Mathematics was not much of a new insight. It was only formalised at some later stage, using some particular notation, e.g. decimal numbers (base 10). At no stage was a patent suitable and just because we encode mathematics in binary form now (or let machines do so) does not mean we are entitled to patents.

Some patents will have this issue, but that’s par for the course since any patent might be challenged on any number of grounds, such as prior art or definiteness. The news is that Alice gave us helpful tools that practitioners can use in evaluating patents, and we will see development in this area near term. Already, we’re seeing that more district courts are invalidating patents on this ground at the motion-to-dismiss stage, which is very early in the litigation process compared to the practice before Alice.
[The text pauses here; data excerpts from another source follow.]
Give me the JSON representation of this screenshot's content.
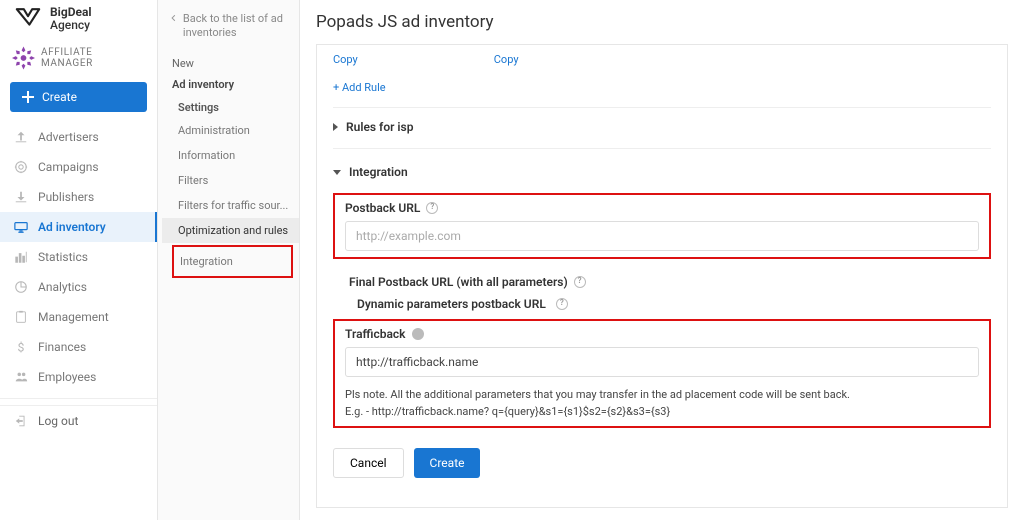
{
  "brand": {
    "line1": "BigDeal",
    "line2": "Agency"
  },
  "affiliate_label": "AFFILIATE MANAGER",
  "create_label": "Create",
  "nav": [
    {
      "id": "advertisers",
      "label": "Advertisers"
    },
    {
      "id": "campaigns",
      "label": "Campaigns"
    },
    {
      "id": "publishers",
      "label": "Publishers"
    },
    {
      "id": "ad-inventory",
      "label": "Ad inventory"
    },
    {
      "id": "statistics",
      "label": "Statistics"
    },
    {
      "id": "analytics",
      "label": "Analytics"
    },
    {
      "id": "management",
      "label": "Management"
    },
    {
      "id": "finances",
      "label": "Finances"
    },
    {
      "id": "employees",
      "label": "Employees"
    }
  ],
  "logout_label": "Log out",
  "subnav": {
    "back": "Back to the list of ad inventories",
    "new_label": "New",
    "ad_inv_label": "Ad inventory",
    "settings_label": "Settings",
    "items": [
      "Administration",
      "Information",
      "Filters",
      "Filters for traffic sour...",
      "Optimization and rules",
      "Integration"
    ]
  },
  "page": {
    "title": "Popads JS ad inventory",
    "copy_label": "Copy",
    "add_rule": "+ Add Rule",
    "rules_isp": "Rules for isp",
    "integration_title": "Integration",
    "postback_label": "Postback URL",
    "postback_placeholder": "http://example.com",
    "final_postback_label": "Final Postback URL (with all parameters)",
    "dyn_params_label": "Dynamic parameters postback URL",
    "trafficback_label": "Trafficback",
    "trafficback_value": "http://trafficback.name",
    "note_line1": "Pls note. All the additional parameters that you may transfer in the ad placement code will be sent back.",
    "note_line2": "E.g. - http://trafficback.name? q={query}&s1={s1}$s2={s2}&s3={s3}",
    "cancel": "Cancel",
    "create": "Create"
  }
}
So here he is admitting that Alice v. CLS Bank did in fact change things. Why not take this further and state that software patents are now in trouble or perpetual demise? Well, granted, as even Mr. WatchTroll himself (IP Watchdog) admitted a couple of months ago, if you tell the “legal community” that software patents (or any patent type for that matter) are going away, you’re likely to be ridiculed or chastised. The problem is, the press likes to quote people who are patent lawyers for insight on patent law.

The bottom line is, whenever reading some so-called ‘analysis’ from patent lawyers about software patents, be careful. They are not writing like journalists but more like marketing people trying to attract potential clients. In the corporate press, so-called ‘journalists’ treat these ‘marketing people’ as credible authority on these subjects.